I run about 5 different hosted servers, through a variety of hosting providers. In the past two months, one of the servers I work on has been down twice. Both times were unexpected and fairly long (36 hours and 4 hours). The server in question is a VPS not a shared server. Given my experience with my other servers/providers (both VPS and shared) this seems like an unacceptable amount of downtime.

  • What do you think?
  • What do you consider a reasonable amount of downtime for your servers (planned and unplanned)?
+2  A: 

You get what you pay for.

What's your SLA with your provider? Do you even have one? If there's any one factor that explains the difference in price, it's this. If you need guaranteed uptime (3 9s for example) then you'll have to pay for it. 5 9s uptime, for example, will cost you considerably more.

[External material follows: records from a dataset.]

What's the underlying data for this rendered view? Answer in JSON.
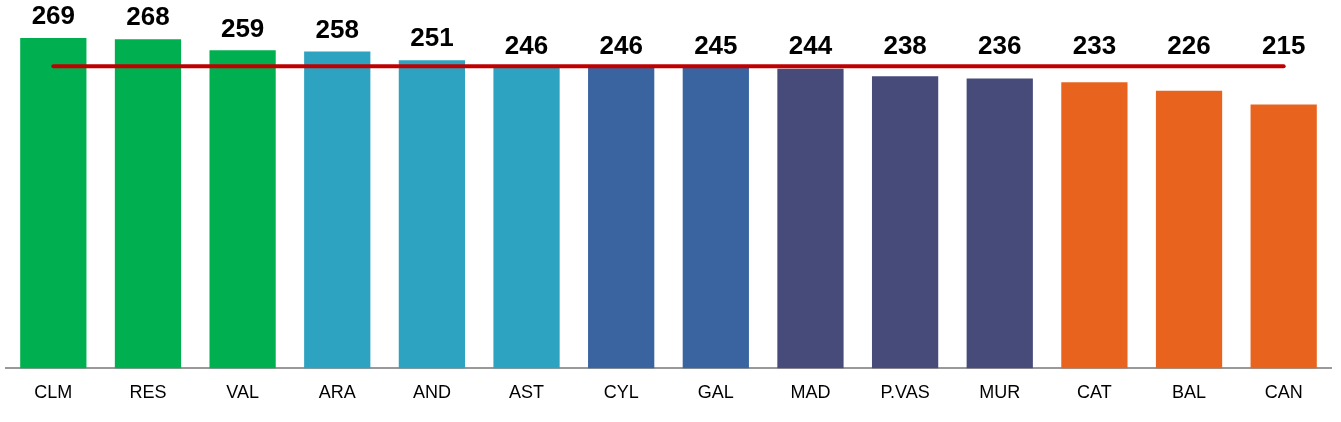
{
  "chart_data": {
    "type": "bar",
    "categories": [
      "CLM",
      "RES",
      "VAL",
      "ARA",
      "AND",
      "AST",
      "CYL",
      "GAL",
      "MAD",
      "P.VAS",
      "MUR",
      "CAT",
      "BAL",
      "CAN"
    ],
    "values": [
      269,
      268,
      259,
      258,
      251,
      246,
      246,
      245,
      244,
      238,
      236,
      233,
      226,
      215
    ],
    "colors": [
      "#00b050",
      "#00b050",
      "#00b050",
      "#2ea3c1",
      "#2ea3c1",
      "#2ea3c1",
      "#3a64a0",
      "#3a64a0",
      "#474b7a",
      "#474b7a",
      "#474b7a",
      "#e8641e",
      "#e8641e",
      "#e8641e"
    ],
    "data_labels": true,
    "tick_labels": "x",
    "grid": false,
    "legend": false,
    "ref_lines": [
      {
        "axis": "y",
        "value": 246,
        "color": "#c00000"
      }
    ]
  }
}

To answer your question: did you get an explanation as to the causes of this downtime? 36 hours is excessively long. 4 hours not necessarily (if its rare). Was it a hardware fault? If so, you can't do much about those. I once had a provider who would occasionally stuff up their config and mail would stop working until I told them to fix it. To me, that was unacceptable.

cletus
Yep, they have an SLA, it doesn't give a specific 3, 4 or 5 9s. Instead they have a refund policy to refund "5% of the monthly fee for each 30 minutes of downtime". The 36 hour problem was caused by a faulty RAID Controller. The shorter downtime was a network error.
Brian Fisher
Well at least you get something but, depending on your business, downtime can be way more damaging to your business than any refunded fees can recover. Service providers should generally always have spare hardware on hand but again, I guess you get what you pay for.
cletus
A: 

Server hardware will fail. It is only a matter of time. Rather than trying to determine what is reasonable I would ask you another question: What are all of the possible ways that your configuration could fail and are you prepared to change your setup to account for these possibilities?

For example, let's say that your website is hosted on a single VPS. A few examples of failures might be:

  1. The VPS could become corrupt
  2. The hypervisor could fail
  3. Network equipment in the cabinet could die
  4. Power/heat problems could exist in the data center
  5. Backbone internet connectivity could drop.

You could lower your risk of #1 and #2 taking down your site by deploying a load balancer and a second VPS. Is this decreased risk worth the additional expense?

This discussion turns into a matter of disaster recovery at some point.